Essa afirmação afigura-se um dogma no ambiente jurídico. Entretanto, não
reflete a realidade. Os reais objetivos dessa restrição dizem com a necessidade
de manutenção do sistema, que é totalmente direcionado a evitar, ao máximo, que
o patrimônio “troque de mãos”. Ocorre que mesmo sob a perspectiva do sistema,
sendo detentor do monopólio da jurisdição, pode até ser razoável que o Estado
permita-se pronunciar a prescrição, mas evidentemente apenas quando o tempo
outorgado ao suposto credor seja adequado, de modo a não impedir o efetivo
exercício do direito. Do contrário, a regra da prescrição implicaria boicote à
própria finalidade do Estado, que ao estabelecer normas de conduta social, deve
pretender obviamente vê-las respeitadas. Se a relação débito-crédito tem logos
privilegiado em um ambiente capitalista, fazer valer as normas que regulam essa
relação deve (para a própria sobrevivência do sistema) ser prioridade do
Estado.
No âmbito dos direitos
fundamentais sociais, essa inversão da própria razão de ser do Estado tem
consequências que podem comprometer a continuidade do sistema. Na medida em que
reconhecemos alguns direitos como fundamentos do Estado, admitimos que a sua
não-realização implicará, ainda que a médio prazo, a ruína desse projeto de
sociedade.
No que tange à prescrição
trabalhista, é interessante observar que a redação original do texto
constitucional não fazia referência alguma a ela. Entretanto, uma emenda
popular apresentada ao “Substitutivo da Comissão de Sistematização às emendas
de Plenário, referente ao Preâmbulo, Título I, Título II e Título III” propôs a
seguinte redação para o artigo 7º: “XXVI - não incidência da prescrição no
curso do contrato de trabalho e até dois anos de sua cessação”. A referida emenda
foi apresentada “com mais de 1 milhão de assinaturas”, “apoiada por todas as
Centrais Sindicais, apoiada pela Contag, e por mais de 100 sindicalistas” e
defendida pelo constituinte Paulo Paim, durante o processo constituinte.
A redação é clara: veda a
prescrição no curso do vínculo de emprego e até dois anos após seu término.

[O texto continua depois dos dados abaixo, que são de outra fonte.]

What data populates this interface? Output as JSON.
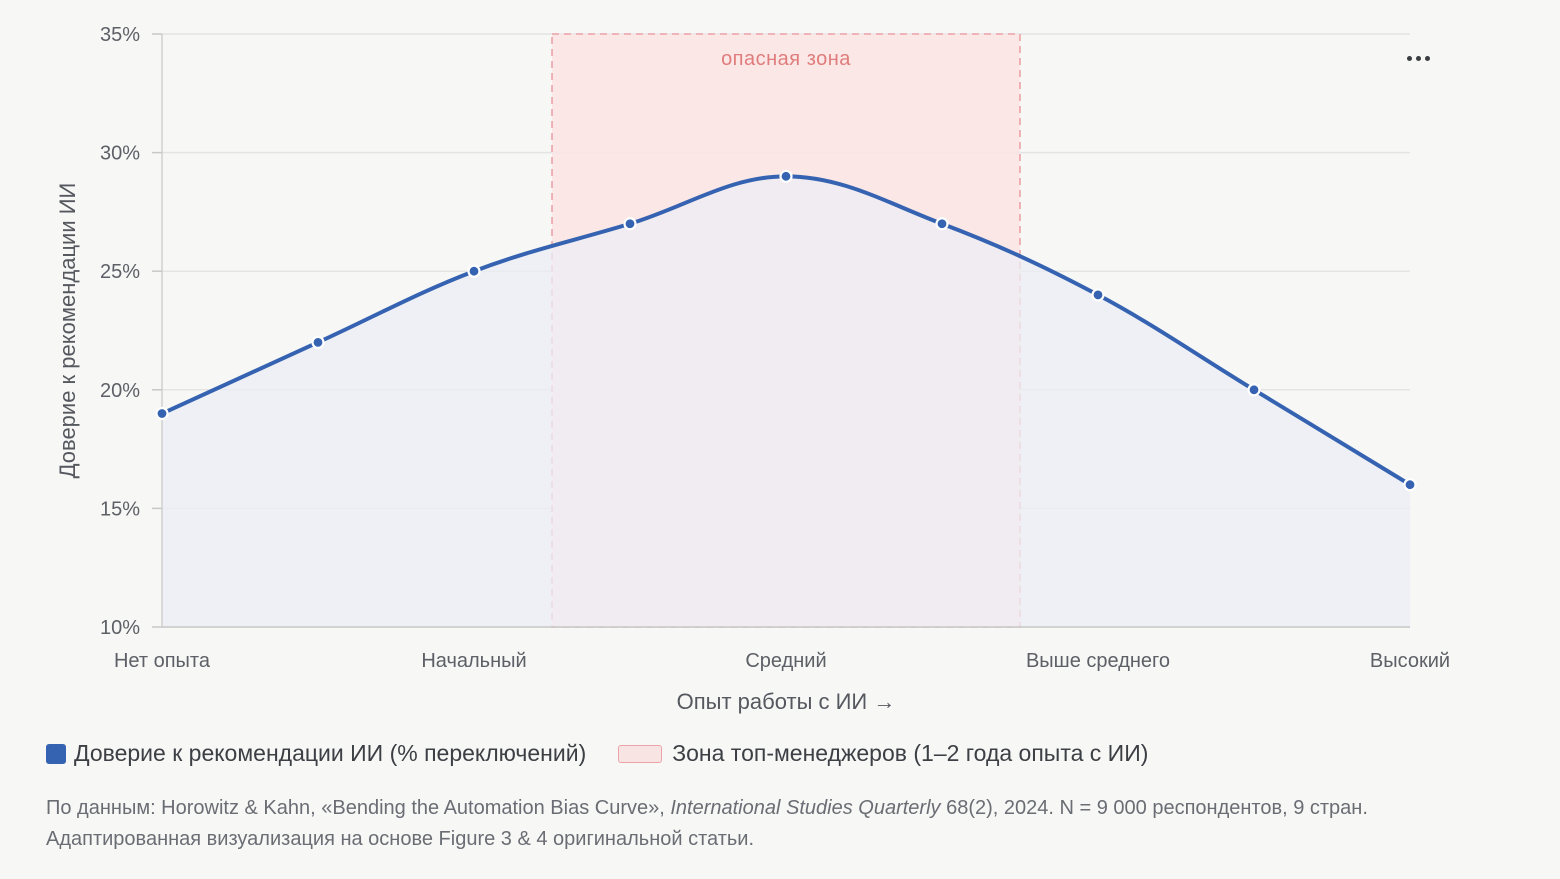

Trata, portanto, de um direito do trabalhador. O objetivo é salvaguardar as
pretensões durante o período de vigência da relação de emprego, em razão da
evidente impossibilidade fática do exercício do direito constitucional de
acesso à justiça. O tiro, porém, saiu pela culatra. O constituinte Virgílio
Galassi, do PDS, manifestou-se sobre a emenda apresentada, referindo que a
possibilidade de arguir a qualquer tempo a lesão perpetrada pelo empregador
“geraria um verdadeiro desencontro no âmbito dos conflitos trabalhistas e
provocaria tumulto na vida das empresas”. Na Comissão de Sistematização, o
Constituinte Gerson Camata, do PMDB, propôs emenda aditiva ao artigo 7º, com a
seguinte redação: “prazo prescricional de cinco anos ...”.
A inversão na lógica inicialmente
proposta por iniciativa popular é evidente. O direito fundamental de não sofrer
prescrição no curso da relação de emprego foi transmutado em restrição ao
direito de petição. A ampliação do prazo, de dois para cinco anos durante a
vigência do vínculo, foi um prêmio consolação, que não alterou o caráter
precarizante e destrutivo da previsão normativa.
Todos sabemos qual foi a redação
finalmente aprovada, alterada pela EC 28/2000, que determinou o cômputo do
prazo prescricional durante a fluência do vínculo, também em relação aos
trabalhadores rurais. Mais um retrocesso histórico.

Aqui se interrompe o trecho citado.